Jason Furman, Professor of Economics at the Harvard Kennedy School, said on Friday that the U.S. government’s 43-day shutdown subtracted 1.15 percentage points from the Q4 GDP.
- On Friday, The Bureau of Economic Analysis revealed that the U.S. economy clocked an annualized growth rate of 1.4%, missing the Dow Jones forecast of 2.5%.
- The economist noted that nominal federal spending fell by $4 billion in Q4, declining to a 3.5% annualized rate.
- However, he said that the real federal spending fell at a 16.6% annualized rate, placing the drop in the first percentile of real growth since 1948.
Jason Furman, Professor of Economics at the Harvard Kennedy School (HKS), said on Friday that the U.S. government’s 43-day shutdown shaved off a significant portion of the fourth-quarter (Q4) growth.
In a post on X, Furman called the longest shutdown in American history that began in Oct. 2025 “wasteful,” adding that it subtracted 1.15 percentage points from the Q4 gross domestic product (GDP).

“Overall this subtracted 1.15 pp from GDP growth in Q4, so it would have been 2.5% absent this but instead was 1.4%,” he said.
Earlier on Friday, The Bureau of Economic Analysis (BEA) revealed that the U.S. economy clocked an annualized growth rate of 1.4%, missing the Dow Jones forecast of 2.5%.
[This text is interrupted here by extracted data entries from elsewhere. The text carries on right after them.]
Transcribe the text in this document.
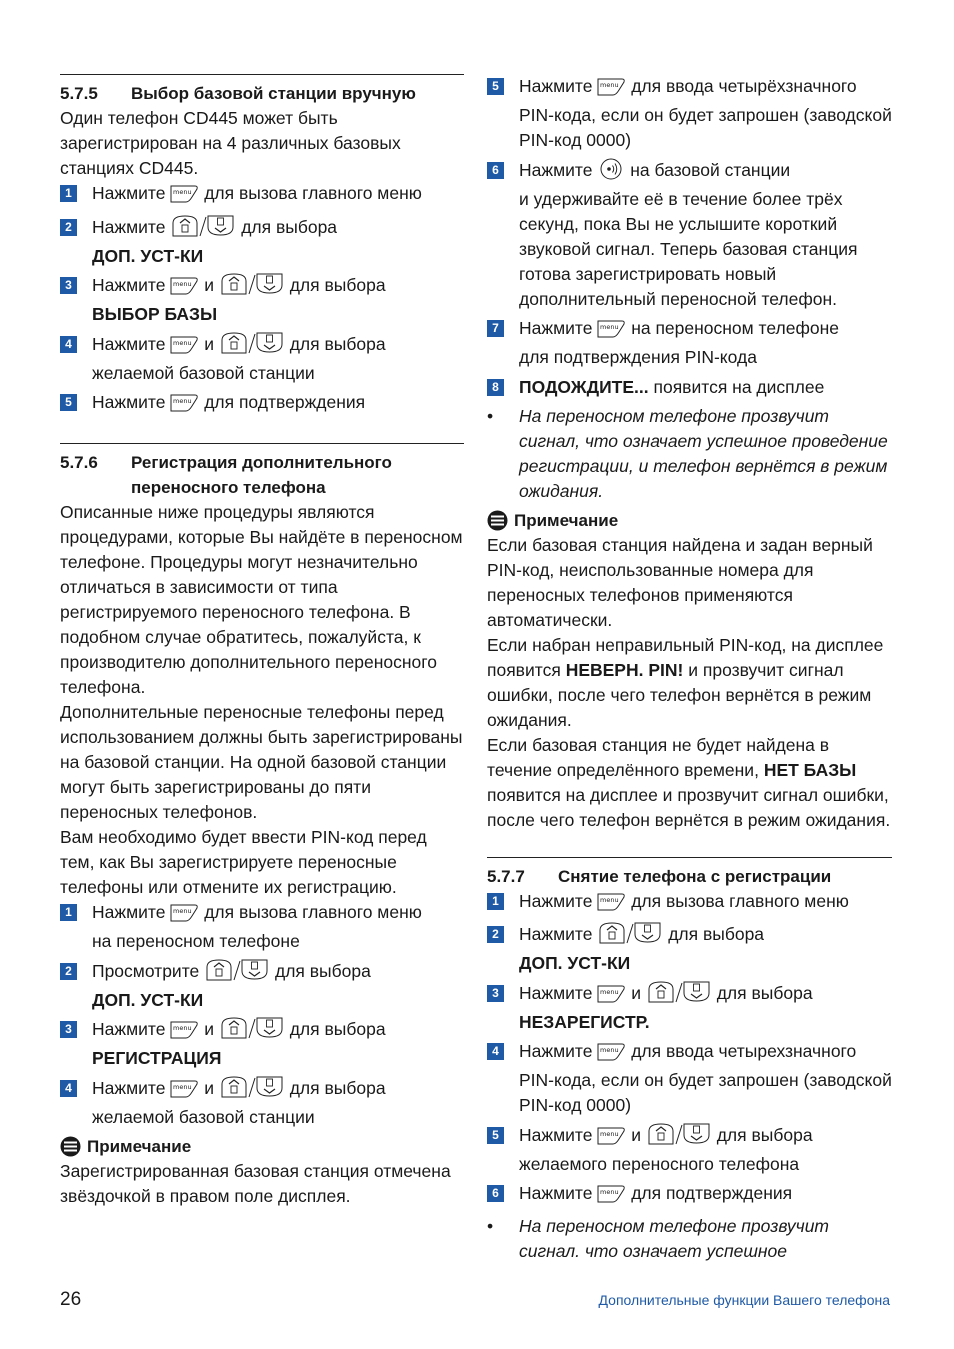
5.7.5	Выбор базовой станции вручную
Один телефон CD445 может быть зарегистрирован на 4 различных базовых станциях CD445.
1 Нажмите menu для вызова главного меню
2 Нажмите	для выбора
ДОП. УСТ-КИ
3 Нажмите menu и	для выбора
ВЫБОР БАЗЫ
4 Нажмите menu и	для выбора
желаемой базовой станции
5 Нажмите menu для подтверждения
5.7.6	Регистрация дополнительного
переносного телефона
Описанные ниже процедуры являются процедурами, которые Вы найдёте в переносном телефоне. Процедуры могут незначительно отличаться в зависимости от типа регистрируемого переносного телефона. В подобном случае обратитесь, пожалуйста, к производителю дополнительного переносного телефона.
Дополнительные переносные телефоны перед использованием должны быть зарегистрированы на базовой станции. На одной базовой станции могут быть зарегистрированы до пяти переносных телефонов.
Вам необходимо будет ввести PIN-код перед тем, как Вы зарегистрируете переносные телефоны или отмените их регистрацию.
1 Нажмите menu для вызова главного меню
на переносном телефоне
2 Просмотрите	для выбора
ДОП. УСТ-КИ
3 Нажмите menu и	для выбора
РЕГИСТРАЦИЯ
4 Нажмите menu и	для выбора
желаемой базовой станции
Примечание
Зарегистрированная базовая станция отмечена звёздочкой в правом поле дисплея.
5 Нажмите menu для ввода четырёхзначного
PIN-кода, если он будет запрошен (заводской PIN-код 0000)
6 Нажмите на базовой станции
и удерживайте её в течение более трёх секунд, пока Вы не услышите короткий звуковой сигнал. Теперь базовая станция готова зарегистрировать новый дополнительный переносной телефон.
7 Нажмите menu на переносном телефоне
для подтверждения PIN-кода
8 ПОДОЖДИТЕ... появится на дисплее
•	На переносном телефоне прозвучит сигнал, что означает успешное проведение регистрации, и телефон вернётся в режим ожидания.
Примечание
Если базовая станция найдена и задан верный PIN-код, неиспользованные номера для переносных телефонов применяются автоматически.
Если набран неправильный PIN-код, на дисплее появится НЕВЕРН. PIN! и прозвучит сигнал ошибки, после чего телефон вернётся в режим ожидания.
Если базовая станция не будет найдена в течение определённого времени, НЕТ БАЗЫ появится на дисплее и прозвучит сигнал ошибки, после чего телефон вернётся в режим ожидания.
5.7.7	Снятие телефона с регистрации
1 Нажмите menu для вызова главного меню
2 Нажмите	для выбора
ДОП. УСТ-КИ
3 Нажмите menu и	для выбора
НЕЗАРЕГИСТР.
4 Нажмите menu для ввода четырехзначного
PIN-кода, если он будет запрошен (заводской PIN-код 0000)
5 Нажмите menu и	для выбора
желаемого переносного телефона
6 Нажмите menu для подтверждения
•	На переносном телефоне прозвучит сигнал. что означает успешное
26	Дополнительные функции Вашего телефона
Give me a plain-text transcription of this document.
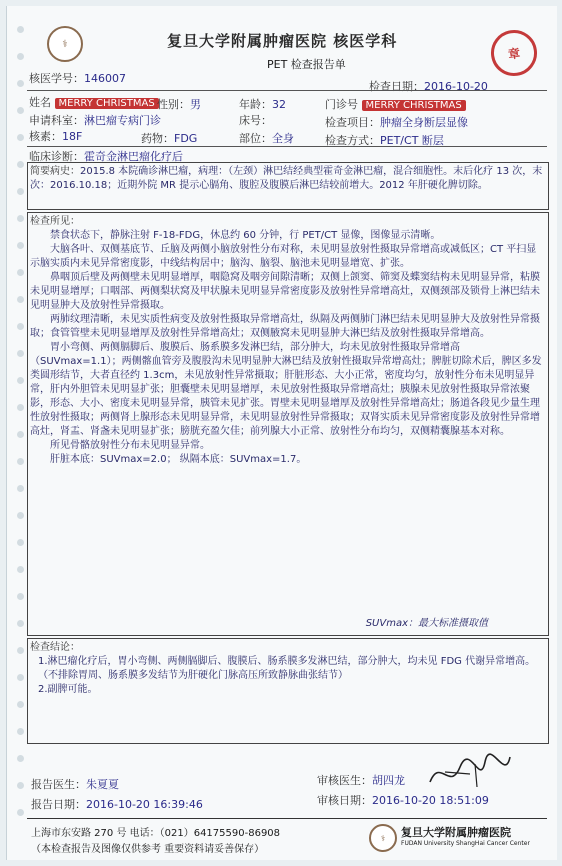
⚕	复旦大学附属肿瘤医院 核医学科
PET 检查报告单
章
核医学号：146007
检查日期：2016-10-20
姓名 MERRY CHRISTMAS 性别：男	年龄：32	门诊号 MERRY CHRISTMAS
申请科室：淋巴瘤专病门诊	床号：	检查项目：肿瘤全身断层显像
核素：18F	药物：FDG	部位：全身	检查方式：PET/CT 断层
临床诊断：霍奇金淋巴瘤化疗后
简要病史：2015.8 本院确诊淋巴瘤，病理：（左颈）淋巴结经典型霍奇金淋巴瘤，混合细胞性。末后化疗 13 次，末次：2016.10.18；近期外院 MR 提示心膈角、腹腔及腹膜后淋巴结较前增大。2012 年肝硬化脾切除。
检查所见：
禁食状态下，静脉注射 F-18-FDG，休息约 60 分钟，行 PET/CT 显像，图像显示清晰。
大脑各叶、双侧基底节、丘脑及两侧小脑放射性分布对称，未见明显放射性摄取异常增高或减低区；CT 平扫显示脑实质内未见异常密度影，中线结构居中；脑沟、脑裂、脑池未见明显增宽、扩张。
鼻咽顶后壁及两侧壁未见明显增厚，咽隐窝及咽旁间隙清晰；双侧上颌窦、筛窦及蝶窦结构未见明显异常，粘膜未见明显增厚；口咽部、两侧梨状窝及甲状腺未见明显异常密度影及放射性异常增高灶，双侧颈部及锁骨上淋巴结未见明显肿大及放射性异常摄取。
两肺纹理清晰，未见实质性病变及放射性摄取异常增高灶，纵隔及两侧肺门淋巴结未见明显肿大及放射性异常摄取；食管管壁未见明显增厚及放射性异常增高灶；双侧腋窝未见明显肿大淋巴结及放射性摄取异常增高。
胃小弯侧、两侧膈脚后、腹膜后、肠系膜多发淋巴结，部分肿大，均未见放射性摄取异常增高（SUVmax=1.1）；两侧髂血管旁及腹股沟未见明显肿大淋巴结及放射性摄取异常增高灶；脾脏切除术后，脾区多发类圆形结节，大者直径约 1.3cm，未见放射性异常摄取；肝脏形态、大小正常，密度均匀，放射性分布未见明显异常，肝内外胆管未见明显扩张；胆囊壁未见明显增厚，未见放射性摄取异常增高灶；胰腺未见放射性摄取异常浓聚影，形态、大小、密度未见明显异常，胰管未见扩张。胃壁未见明显增厚及放射性异常增高灶；肠道各段见少量生理性放射性摄取；两侧肾上腺形态未见明显异常，未见明显放射性异常摄取；双肾实质未见异常密度影及放射性异常增高灶，肾盂、肾盏未见明显扩张；膀胱充盈欠佳；前列腺大小正常、放射性分布均匀，双侧精囊腺基本对称。
所见骨骼放射性分布未见明显异常。
肝脏本底：SUVmax=2.0； 纵隔本底：SUVmax=1.7。
SUVmax：最大标准摄取值
检查结论：
1.淋巴瘤化疗后，胃小弯侧、两侧膈脚后、腹膜后、肠系膜多发淋巴结，部分肿大，均未见 FDG 代谢异常增高。（不排除胃周、肠系膜多发结节为肝硬化门脉高压所致静脉曲张结节）
2.副脾可能。
报告医生：朱夏夏	审核医生：胡四龙
报告日期：2016-10-20 16:39:46	审核日期：2016-10-20 18:51:09
上海市东安路 270 号 电话：（021）64175590-86908
（本检查报告及图像仅供参考 重要资料请妥善保存）
⚕	复旦大学附属肿瘤医院
FUDAN University ShangHai Cancer Center
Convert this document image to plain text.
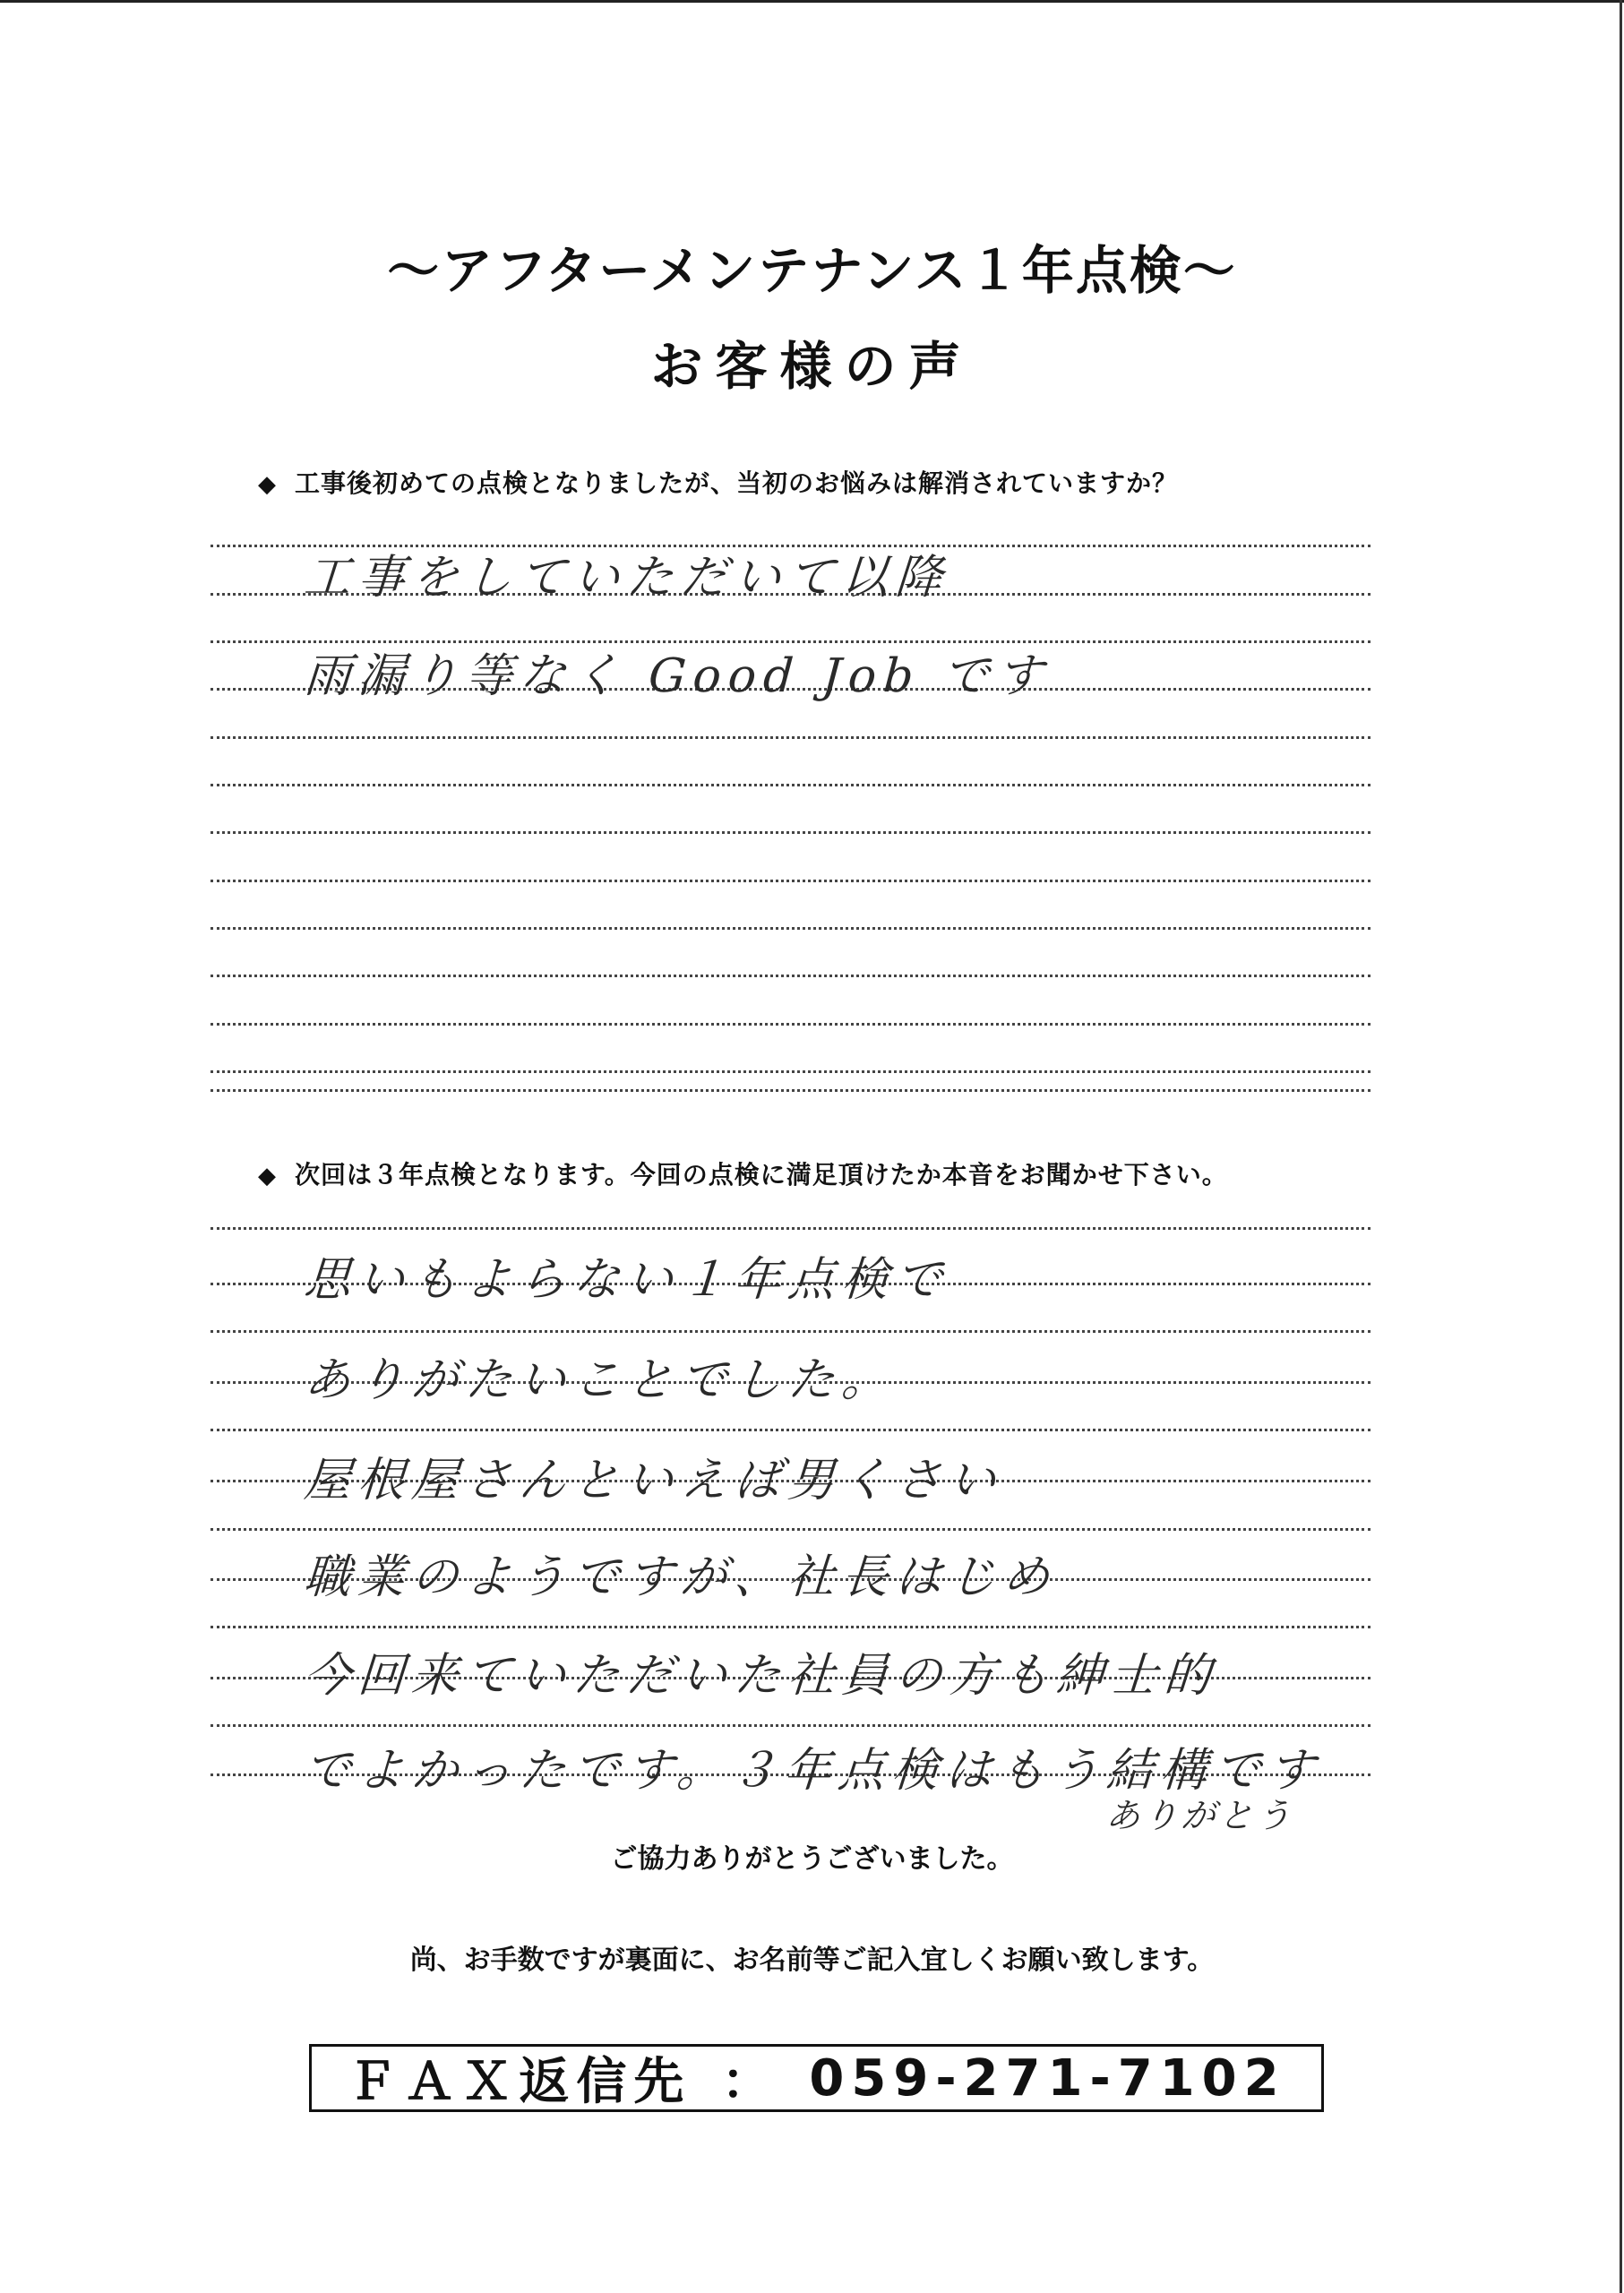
～アフターメンテナンス１年点検～
お客様の声
◆ 工事後初めての点検となりましたが、当初のお悩みは解消されていますか？
工事をしていただいて以降
雨漏り等なく Good Job です
◆ 次回は３年点検となります。今回の点検に満足頂けたか本音をお聞かせ下さい。
思いもよらない１年点検で
ありがたいことでした。
屋根屋さんといえば男くさい
職業のようですが、社長はじめ
今回来ていただいた社員の方も紳士的
でよかったです。３年点検はもう結構です
ありがとう
ご協力ありがとうございました。
尚、お手数ですが裏面に、お名前等ご記入宜しくお願い致します。
ＦＡＸ返信先 ： 059-271-7102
The Differential Explained
The economist noted that nominal federal spending, covering consumption and investment but excluding transfers, fell by $4 billion in Q4, not annualized, or declined to a 3.5% annualized rate. He added that this was a notable drop, around the 14th percentile of growth since 1948, though not too dramatic.
“I’m not sure how much was shutdown vs. durable cuts vs. noise,” he said. Furman said that much of the cut reflected back pay for furloughed workers who were not providing services. He said that the BEA estimated that the federal spending fell at a 16.6% annualized rate, placing the drop in the first percentile of real growth since 1948.
“Nominal down a little, real down a lot, how to square them? BEA puts it in the price index, estimating that it effectively “cost” the government 15.6% more to buy goods and services in Q4,” he said, adding that the differential between federal and overall GDP was the second largest since 1948.

This was what created a notable drag on Q4 GDP, Furman concluded. However, this would result in an artificial growth of about one percentage point in the upcoming quarter “as the govt. snaps back to something more normal in terms of real stuff per dollar.”
Market Reaction
U.S. equities were trading in green on Friday following the U.S. Supreme Court’s decision on Trump tariffs. At the time of writing, the SPDR S&P 500 ETF (SPY), which tracks the S&P 500 index, was up by 0.69%, the Invesco QQQ Trust ETF (QQQ) climbed 0.83%, while the SPDR Dow Jones Industrial Average ETF Trust (DIA) was 0.25% higher.
Retail sentiment around the S&P 500 ETF on Stocktwits was in the ‘bearish’ territory.
The iShares 7-10 Year Treasury Bond ETF (IEF) was down 0.06% at the time of writing, while the iShares 20+ Year Treasury Bond ETF (TLT) was down by 0.26%.